On the DGX Spark, it does nothing. I added llama.cpp's n-gram speculation flags (--spec-type ngram-mod --draft-max 48) and benchmarked across code generation, technical explanation, and chat tasks. Results: 22.6-23.9 tok/s, identical to the 24 tok/s baseline within noise.

The reason is the same bandwidth wall. Speculative decoding trades compute for fewer sequential steps. But on 273 GB/s, each step is not compute-bound — it is memory-read-bound. The verification pass reads the full model weights regardless of how many draft tokens it checks. You cannot speculate your way out of a bandwidth bottleneck.

I left the flags out of production. On faster-bandwidth hardware (Mac Studio at 800 GB/s, or a datacenter B200 at 8 TB/s HBM3e), speculation would matter. On the Spark, it is overhead.

What I Learned

TurboQuant works. Not the first implementation I tried, and not without a week of debugging, but the math is sound. Rotate into a Gaussian basis, quantize with optimal codebooks, and the information loss is minimal. The Walsh-Hadamard Transform is the key — it is fast (O(d log d) for a d-dimensional vector), orthogonal (preserves norms and dot products), and deterministic (no training data needed, just a fixed seed).

The engineering lessons:

  • Test on the right model with the right corpus. Qwen3.5-2B with 6 attention layers and GPL license text cost me three days of chasing phantom bugs. Llama-3.1-8B with WikiText-2 is the standard for a reason.
  • K precision is non-negotiable. Every attempt at 3-bit keys failed across every implementation I tested. 4-bit is the floor for keys. Values are forgiving.
  • Bypass, don't debug, when time is short. The shadow cache dequant bug was never root-caused. I routed around it with native vec kernels and moved on. Sometimes the fastest path forward is not through the broken code.
  • Read other people's code. TheTom's norm correction and sparse V dequant were better than what I would have built from scratch. The open-source TurboQuant ecosystem — Discussion #20969, TheTom's fork, the upstream PR, spiritbuun's CUDA fork — is a genuine collaboration where everyone's numbers are public and reproducible.

The DGX Spark now runs MiniMax M2.5 at 100K context, 23.83 tok/s, with better quality than the previous 65K configuration. Same $3,000 desktop. Same model. Just smarter compression.


What's Next

Two paths could break through the 273 GB/s bandwidth wall. First: sparse MoE expert loading — MiniMax M2.5 activates only 3% of its 256 experts per token, but llama.cpp currently reads far more than needed. Profiling the actual page fault pattern on unified memory and adding expert prefetching could dramatically reduce the bytes-per-token during decode. Second: Blackwell's tensor cores already accelerate prefill via INT8 MMA, but the KV cache attention path runs on CUDA cores. Block-scaled quantization (tcgen05.mma.blockscaled) could fuse KV dequantization directly into the tensor core matmul — hardware-accelerated TurboQuant, if the math works out.

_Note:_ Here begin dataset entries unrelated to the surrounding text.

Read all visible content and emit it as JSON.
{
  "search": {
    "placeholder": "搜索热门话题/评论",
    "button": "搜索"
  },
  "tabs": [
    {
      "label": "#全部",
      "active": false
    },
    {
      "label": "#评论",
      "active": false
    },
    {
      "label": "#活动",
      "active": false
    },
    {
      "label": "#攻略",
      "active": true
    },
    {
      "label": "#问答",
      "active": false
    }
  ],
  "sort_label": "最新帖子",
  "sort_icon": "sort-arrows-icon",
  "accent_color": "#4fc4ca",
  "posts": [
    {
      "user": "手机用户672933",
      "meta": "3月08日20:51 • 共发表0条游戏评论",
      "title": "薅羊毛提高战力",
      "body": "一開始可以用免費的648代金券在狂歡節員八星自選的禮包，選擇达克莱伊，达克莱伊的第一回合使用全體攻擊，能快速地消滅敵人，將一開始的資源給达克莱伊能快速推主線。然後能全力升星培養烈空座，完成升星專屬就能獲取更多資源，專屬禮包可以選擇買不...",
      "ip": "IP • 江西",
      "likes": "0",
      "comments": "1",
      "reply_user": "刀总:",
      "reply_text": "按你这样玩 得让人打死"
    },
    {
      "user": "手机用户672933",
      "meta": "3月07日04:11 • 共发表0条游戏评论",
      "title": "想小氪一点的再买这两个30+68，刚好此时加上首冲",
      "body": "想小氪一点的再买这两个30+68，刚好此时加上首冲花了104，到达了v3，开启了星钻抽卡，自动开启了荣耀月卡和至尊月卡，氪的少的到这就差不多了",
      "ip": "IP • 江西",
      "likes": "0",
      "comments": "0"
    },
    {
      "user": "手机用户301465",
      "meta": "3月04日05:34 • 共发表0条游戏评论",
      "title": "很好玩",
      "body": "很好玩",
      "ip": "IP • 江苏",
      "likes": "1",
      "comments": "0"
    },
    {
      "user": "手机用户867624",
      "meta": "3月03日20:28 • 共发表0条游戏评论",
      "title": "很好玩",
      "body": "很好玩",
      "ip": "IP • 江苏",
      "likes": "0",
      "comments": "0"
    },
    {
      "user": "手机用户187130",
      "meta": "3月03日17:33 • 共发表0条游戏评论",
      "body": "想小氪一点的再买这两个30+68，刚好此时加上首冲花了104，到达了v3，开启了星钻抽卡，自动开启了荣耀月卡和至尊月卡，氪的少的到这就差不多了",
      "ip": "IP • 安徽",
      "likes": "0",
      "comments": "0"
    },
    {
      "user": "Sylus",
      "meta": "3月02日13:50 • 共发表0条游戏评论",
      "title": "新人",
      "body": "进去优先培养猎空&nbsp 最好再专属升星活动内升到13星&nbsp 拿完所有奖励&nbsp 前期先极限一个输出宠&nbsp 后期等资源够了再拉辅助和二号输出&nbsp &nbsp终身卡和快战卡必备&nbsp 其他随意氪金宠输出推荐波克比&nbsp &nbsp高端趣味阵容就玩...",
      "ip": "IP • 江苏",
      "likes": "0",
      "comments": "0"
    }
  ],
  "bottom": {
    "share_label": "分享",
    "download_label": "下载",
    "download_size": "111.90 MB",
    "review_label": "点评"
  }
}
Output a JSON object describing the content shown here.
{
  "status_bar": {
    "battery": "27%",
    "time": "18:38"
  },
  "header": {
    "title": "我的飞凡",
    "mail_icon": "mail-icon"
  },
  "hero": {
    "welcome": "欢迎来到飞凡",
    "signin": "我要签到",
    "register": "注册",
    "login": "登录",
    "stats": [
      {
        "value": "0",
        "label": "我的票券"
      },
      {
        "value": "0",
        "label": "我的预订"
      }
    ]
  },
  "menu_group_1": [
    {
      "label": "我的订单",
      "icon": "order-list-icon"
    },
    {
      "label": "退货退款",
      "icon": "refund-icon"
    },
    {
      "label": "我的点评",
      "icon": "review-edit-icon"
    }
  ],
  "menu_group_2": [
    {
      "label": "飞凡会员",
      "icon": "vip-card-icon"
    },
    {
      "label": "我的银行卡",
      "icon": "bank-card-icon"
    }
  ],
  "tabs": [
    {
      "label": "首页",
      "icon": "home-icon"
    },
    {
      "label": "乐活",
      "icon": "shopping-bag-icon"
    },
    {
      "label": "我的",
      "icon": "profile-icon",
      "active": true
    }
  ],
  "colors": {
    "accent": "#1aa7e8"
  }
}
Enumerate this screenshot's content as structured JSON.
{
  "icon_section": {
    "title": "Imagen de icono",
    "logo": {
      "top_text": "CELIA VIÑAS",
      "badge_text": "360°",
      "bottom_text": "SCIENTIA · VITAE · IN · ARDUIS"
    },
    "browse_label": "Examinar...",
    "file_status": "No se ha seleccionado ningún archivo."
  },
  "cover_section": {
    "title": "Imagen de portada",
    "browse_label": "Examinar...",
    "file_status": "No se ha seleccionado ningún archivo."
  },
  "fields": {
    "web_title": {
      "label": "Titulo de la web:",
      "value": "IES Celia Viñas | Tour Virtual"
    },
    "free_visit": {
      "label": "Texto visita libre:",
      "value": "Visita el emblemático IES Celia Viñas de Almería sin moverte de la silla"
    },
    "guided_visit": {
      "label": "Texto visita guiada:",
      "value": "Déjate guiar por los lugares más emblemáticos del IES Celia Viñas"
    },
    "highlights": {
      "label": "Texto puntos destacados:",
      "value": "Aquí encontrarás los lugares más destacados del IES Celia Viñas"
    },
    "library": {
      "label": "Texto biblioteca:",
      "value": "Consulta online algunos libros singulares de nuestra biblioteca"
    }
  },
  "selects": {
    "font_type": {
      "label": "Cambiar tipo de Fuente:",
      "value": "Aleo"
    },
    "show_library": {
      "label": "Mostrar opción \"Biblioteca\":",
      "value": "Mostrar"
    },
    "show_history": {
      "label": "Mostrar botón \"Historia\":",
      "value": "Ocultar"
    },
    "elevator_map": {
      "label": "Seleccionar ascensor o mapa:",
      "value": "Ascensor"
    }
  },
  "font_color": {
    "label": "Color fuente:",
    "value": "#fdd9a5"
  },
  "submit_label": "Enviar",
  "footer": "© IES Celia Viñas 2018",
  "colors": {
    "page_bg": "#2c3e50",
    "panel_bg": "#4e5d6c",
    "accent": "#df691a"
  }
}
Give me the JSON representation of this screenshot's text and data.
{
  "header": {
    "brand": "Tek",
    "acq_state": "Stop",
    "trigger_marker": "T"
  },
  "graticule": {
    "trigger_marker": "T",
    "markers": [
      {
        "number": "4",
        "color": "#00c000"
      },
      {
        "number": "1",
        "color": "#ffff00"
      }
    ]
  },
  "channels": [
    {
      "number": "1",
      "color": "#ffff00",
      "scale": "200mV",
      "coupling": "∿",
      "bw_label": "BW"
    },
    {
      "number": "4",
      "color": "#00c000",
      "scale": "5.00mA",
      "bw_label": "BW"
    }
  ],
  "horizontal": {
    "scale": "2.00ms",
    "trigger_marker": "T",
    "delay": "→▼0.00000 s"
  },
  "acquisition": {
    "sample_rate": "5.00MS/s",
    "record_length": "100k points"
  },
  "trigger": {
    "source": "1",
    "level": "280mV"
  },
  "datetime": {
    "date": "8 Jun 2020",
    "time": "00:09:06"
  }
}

The hardware is not changing. The software is still catching up.

Mihai Chiorean is a software engineer in San Francisco. Previously CTO at Wendy Labs (edge OS on Yocto/Jetson), EM at Cash App (compliance rules engine, $100B+ txn volume), and engineer at Uber, Block/TBD, and InVision. He builds sovereign AI systems on NVIDIA hardware and contributes to TensorRT-LLM and NemoClaw.